Learning Fair Cooperation in Mixed-Motive Games with Indirect Reciprocity
Martin Smit, Fernando P. Santos
TL;DR
This work investigates how indirect reciprocity and reputational norms can sustain cooperation and fairness in a population split into two groups, using a donation game with $b>c>0$. It jointly analyzes an analytical evolutionary game-theory framework to identify stable norm–strategy configurations (NSS) and a learning-based approach with independent Q-learning agents to assess convergence to those equilibria. Key findings show that a defecting majority can induce minority defection, while in-group and out-group norms can steer systems toward fair or unfair cooperation; however, convergence in RL is sensitive to norm choice, $b/c$ ratio, and initial Q-values, with norms like SternJudging providing robust outcomes under certain conditions. The results highlight that, in heterogeneous populations with reputations, selecting interaction norms is crucial to address both cooperation and fairness, offering guidance for designing fair multi-agent systems and informing norm-emergence research.
Abstract
Altruistic cooperation is costly yet socially desirable. As a result, agents struggle to learn cooperative policies through independent reinforcement learning (RL). Indirect reciprocity, where agents consider their interaction partner's reputation, has been shown to stabilise cooperation in homogeneous, idealised populations. However, more realistic settings are comprised of heterogeneous agents with different characteristics and group-based social identities. We study cooperation when agents are stratified into two such groups, and allow reputation updates and actions to depend on group information.
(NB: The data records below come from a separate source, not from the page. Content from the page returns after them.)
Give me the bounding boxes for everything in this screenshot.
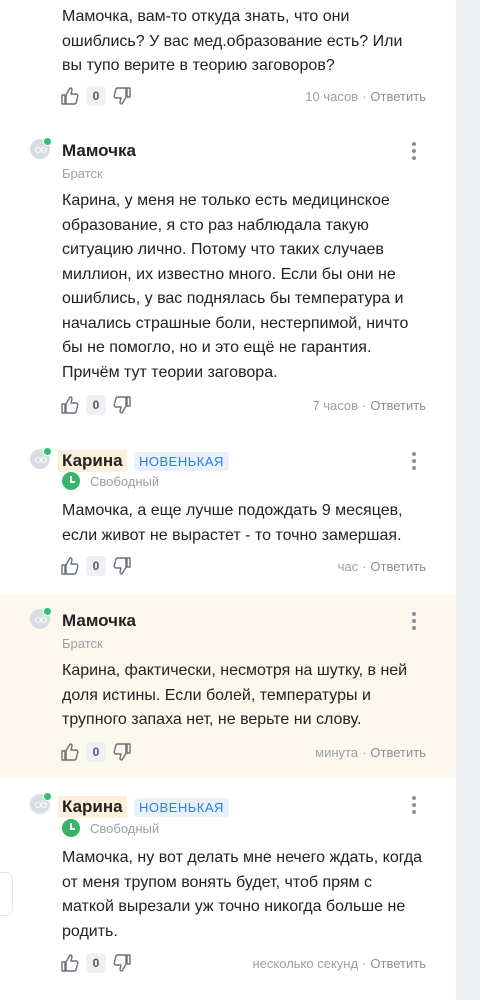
comment-body: Мамочка, вам-то откуда знать, что они ош… <box>62 8 403 74</box>
more-options-icon[interactable] <box>408 142 420 163</box>
reply-link[interactable]: Ответить <box>370 559 426 574</box>
online-indicator <box>43 447 52 456</box>
comment-time: 10 часов <box>305 88 359 104</box>
clock-icon <box>62 819 80 837</box>
author-name[interactable]: Карина <box>58 450 127 472</box>
thumb-down-icon[interactable] <box>112 86 132 106</box>
comment-actions: 0 10 часов · Ответить <box>60 86 426 106</box>
thumb-up-icon[interactable] <box>60 953 80 973</box>
comment-time: несколько секунд <box>252 955 359 971</box>
comment-time: час <box>337 558 359 574</box>
status-text: Свободный <box>90 473 160 489</box>
likes-count: 0 <box>86 556 106 576</box>
likes-count: 0 <box>86 395 106 415</box>
likes-count: 0 <box>86 953 106 973</box>
reply-link[interactable]: Ответить <box>370 89 426 104</box>
thumb-up-icon[interactable] <box>60 395 80 415</box>
comment-actions: 0 час · Ответить <box>60 556 426 576</box>
thumb-down-icon[interactable] <box>112 742 132 762</box>
comment-body: Мамочка, а еще лучше подождать 9 месяцев… <box>62 502 403 544</box>
author-status: Свободный <box>62 472 159 490</box>
author-name[interactable]: Карина <box>58 796 127 818</box>
likes-count: 0 <box>86 742 106 762</box>
comment-time: минута <box>315 744 359 760</box>
thumb-down-icon[interactable] <box>112 395 132 415</box>
reply-link[interactable]: Ответить <box>370 745 426 760</box>
reply-link[interactable]: Ответить <box>370 956 426 971</box>
online-indicator <box>43 137 52 146</box>
comment: Мамочка Братск Карина, у меня не только … <box>0 124 456 434</box>
author-status: Свободный <box>62 819 159 837</box>
author-city: Братск <box>62 166 103 181</box>
thumb-down-icon[interactable] <box>112 556 132 576</box>
thumb-up-icon[interactable] <box>60 86 80 106</box>
online-indicator <box>43 607 52 616</box>
reply-link[interactable]: Ответить <box>370 398 426 413</box>
comment: Карина НОВЕНЬКАЯ Свободный Мамочка, а ещ… <box>0 434 456 594</box>
comment: Мамочка, вам-то откуда знать, что они ош… <box>0 0 456 124</box>
thumb-up-icon[interactable] <box>60 556 80 576</box>
separator: · <box>362 88 367 104</box>
avatar[interactable] <box>30 137 52 159</box>
author-name[interactable]: Мамочка <box>62 141 136 161</box>
scrollbar[interactable] <box>456 0 480 1000</box>
more-options-icon[interactable] <box>408 452 420 473</box>
comment-body: Карина, фактически, несмотря на шутку, в… <box>62 662 408 728</box>
clock-icon <box>62 472 80 490</box>
likes-count: 0 <box>86 86 106 106</box>
comment-body: Мамочка, ну вот делать мне нечего ждать,… <box>62 849 423 940</box>
comment-highlighted: Мамочка Братск Карина, фактически, несмо… <box>0 594 456 778</box>
author-name[interactable]: Мамочка <box>62 611 136 631</box>
separator: · <box>362 955 367 971</box>
comment-actions: 0 7 часов · Ответить <box>60 395 426 415</box>
comment-body: Карина, у меня не только есть медицинско… <box>62 192 409 381</box>
separator: · <box>362 744 367 760</box>
newbie-badge: НОВЕНЬКАЯ <box>134 452 229 471</box>
avatar[interactable] <box>30 792 52 814</box>
separator: · <box>362 397 367 413</box>
newbie-badge: НОВЕНЬКАЯ <box>134 798 229 817</box>
thumb-down-icon[interactable] <box>112 953 132 973</box>
separator: · <box>362 558 367 574</box>
thumb-up-icon[interactable] <box>60 742 80 762</box>
avatar[interactable] <box>30 447 52 469</box>
comment-actions: 0 несколько секунд · Ответить <box>60 953 426 973</box>
more-options-icon[interactable] <box>408 796 420 817</box>
more-options-icon[interactable] <box>408 612 420 633</box>
online-indicator <box>43 792 52 801</box>
avatar[interactable] <box>30 607 52 629</box>
comment-time: 7 часов <box>312 397 359 413</box>
comment: Карина НОВЕНЬКАЯ Свободный Мамочка, ну в… <box>0 778 456 1000</box>
status-text: Свободный <box>90 820 160 836</box>
author-city: Братск <box>62 636 103 651</box>
comment-actions: 0 минута · Ответить <box>60 742 426 762</box>
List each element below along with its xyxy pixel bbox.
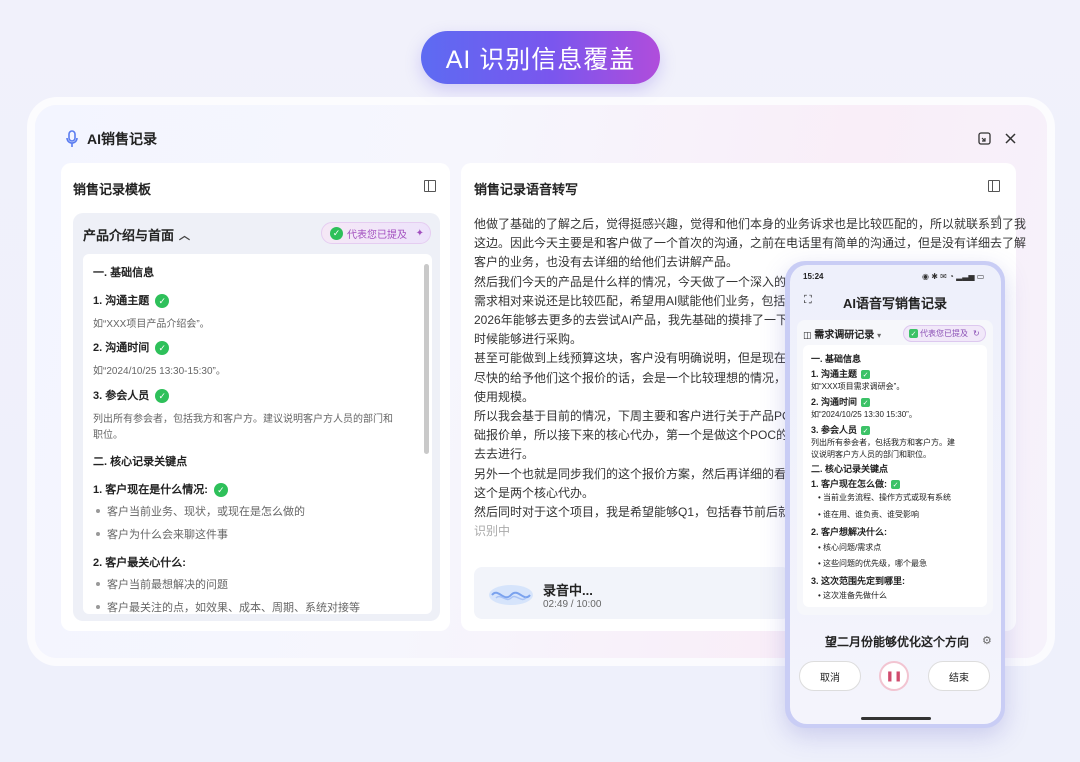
phone-line: 3. 这次范围先定到哪里: [811, 576, 906, 586]
chevron-down-icon: ▾ [877, 331, 882, 340]
hint-topic: 如“XXX项目产品介绍会”。 [93, 319, 210, 330]
check-icon: ✓ [909, 329, 918, 338]
item-customer-concern: 2. 客户最关心什么: [93, 557, 186, 569]
hint-attendees: 列出所有参会者，包括我方和客户方。建议说明客户方人员的部门和 [93, 414, 393, 425]
hint-attendees-cont: 职位。 [93, 430, 123, 441]
settings-icon[interactable]: ⚙ [982, 634, 992, 647]
refresh-icon: ↻ [973, 329, 980, 338]
item-customer-status: 1. 客户现在是什么情况: ✓ [93, 481, 228, 498]
check-icon: ✓ [155, 341, 170, 356]
sparkle-icon: ✦ [415, 227, 424, 239]
transcript-line: 他做了基础的了解之后，觉得挺感兴趣，觉得和他们本身的业务诉求也是比较匹配的，所以… [474, 217, 1027, 231]
panel-collapse-icon[interactable] [424, 180, 436, 192]
end-button[interactable]: 结束 [928, 661, 990, 691]
recording-time: 02:49 / 10:00 [543, 599, 602, 610]
item-attendees: 3. 参会人员 ✓ [93, 387, 170, 404]
phone-line: 如“XXX项目需求调研会”。 [811, 382, 905, 391]
hero-title: AI 识别信息覆盖 [421, 31, 660, 84]
heading-basic-info: 一. 基础信息 [93, 267, 155, 279]
check-icon: ✓ [861, 398, 871, 408]
panel-collapse-icon[interactable] [988, 180, 1000, 192]
scrollbar-thumb[interactable] [424, 264, 429, 454]
template-panel-title: 销售记录模板 [73, 182, 152, 197]
mentioned-badge: ✓ 代表您已提及 ✦ [321, 222, 431, 244]
microphone-icon [66, 130, 78, 147]
recording-status: 录音中... [543, 583, 593, 598]
sound-wave-icon [489, 585, 533, 605]
phone-line: 一. 基础信息 [811, 354, 862, 364]
phone-line: 2. 沟通时间 ✓ [811, 397, 871, 408]
phone-line: • 这次准备先做什么 [818, 591, 888, 600]
minimize-window-icon[interactable] [976, 130, 992, 146]
window-title: AI销售记录 [87, 131, 157, 147]
phone-line: 如“2024/10/25 13:30 15:30”。 [811, 410, 917, 419]
chevron-up-icon: ︿ [179, 229, 191, 242]
transcript-panel-title: 销售记录语音转写 [474, 182, 579, 197]
fullscreen-icon[interactable]: ⛶ [804, 294, 812, 307]
template-icon: ◫ [803, 330, 812, 340]
phone-line: • 这些问题的优先级，哪个最急 [818, 559, 928, 568]
list-item: 客户最关注的点，如效果、成本、周期、系统对接等 [93, 599, 360, 614]
list-item: 客户当前最想解决的问题 [93, 576, 228, 592]
home-indicator [861, 717, 931, 720]
hint-time: 如“2024/10/25 13:30-15:30”。 [93, 366, 226, 377]
status-icons: ◉ ✱ ✉ ◔ ▂▃▅ ▭ [922, 272, 985, 281]
phone-line: 1. 沟通主题 ✓ [811, 369, 871, 380]
phone-title: AI语音写销售记录 [843, 296, 948, 311]
phone-line: • 谁在用、谁负责、谁受影响 [818, 510, 920, 519]
template-content: 一. 基础信息 1. 沟通主题 ✓ 如“XXX项目产品介绍会”。 2. 沟通时间 ✓… [83, 254, 432, 614]
phone-line: 议说明客户方人员的部门和职位。 [811, 450, 931, 459]
phone-line: 列出所有参会者，包括我方和客户方。建 [811, 438, 955, 447]
list-item: 客户为什么会来聊这件事 [93, 526, 228, 542]
window-title-bar: AI销售记录 [65, 129, 157, 149]
check-icon: ✓ [330, 226, 343, 240]
close-window-icon[interactable] [1002, 130, 1018, 146]
item-time: 2. 沟通时间 ✓ [93, 339, 170, 356]
phone-line: 1. 客户现在怎么做: ✓ [811, 479, 901, 490]
phone-line: • 核心问题/需求点 [818, 543, 882, 552]
pause-icon: ❚❚ [885, 670, 903, 682]
phone-live-transcript: 望二月份能够优化这个方向 [825, 635, 970, 649]
phone-status-time: 15:24 [803, 272, 824, 281]
check-icon: ✓ [155, 294, 170, 309]
heading-key-points: 二. 核心记录关键点 [93, 456, 188, 468]
phone-template-select[interactable]: ◫ 需求调研记录 ▾ [803, 326, 881, 341]
check-icon: ✓ [155, 389, 170, 404]
check-icon: ✓ [891, 480, 901, 490]
scroll-up-icon[interactable]: ▲ [995, 212, 1003, 221]
phone-line: 3. 参会人员 ✓ [811, 425, 871, 436]
phone-line: 二. 核心记录关键点 [811, 464, 889, 474]
phone-mentioned-badge: ✓ 代表您已提及 ↻ [903, 325, 986, 342]
cancel-button[interactable]: 取消 [799, 661, 861, 691]
list-item: 客户当前业务、现状，或现在是怎么做的 [93, 503, 305, 519]
phone-line: • 当前业务流程、操作方式或现有系统 [818, 493, 952, 502]
section-toggle[interactable]: 产品介绍与首面 ︿ [83, 225, 190, 244]
check-icon: ✓ [861, 370, 871, 380]
phone-line: 2. 客户想解决什么: [811, 527, 888, 537]
item-topic: 1. 沟通主题 ✓ [93, 292, 170, 309]
transcript-line: 这边。因此今天主要是和客户做了一个首次的沟通，之前在电话里有简单的沟通过，但是没… [474, 236, 1027, 251]
check-icon: ✓ [213, 483, 228, 498]
check-icon: ✓ [861, 426, 871, 436]
section-title: 产品介绍与首面 [83, 228, 175, 243]
pause-button[interactable]: ❚❚ [879, 661, 909, 691]
badge-label: 代表您已提及 [347, 229, 407, 241]
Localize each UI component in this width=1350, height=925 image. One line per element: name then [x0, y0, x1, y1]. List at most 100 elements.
We consider two modelling approaches: evolutionary game theory, where we comprehensively search for social norms (i.e., rules to assign reputations) leading to cooperation and fairness; and RL, where we consider how the stochastic dynamics of policy learning affects the analytically identified equilibria. We observe that a defecting majority leads the minority group to defect, but not the inverse. Moreover, changing the norms that judge in and out-group interactions can steer a system towards either fair or unfair cooperation. This is made clearer when moving beyond equilibrium analysis to independent RL agents, where convergence to fair cooperation occurs with a narrower set of norms. Our results highlight that, in heterogeneous populations with reputations, carefully defining interaction norms is fundamental to tackle both dilemmas of cooperation and of fairness.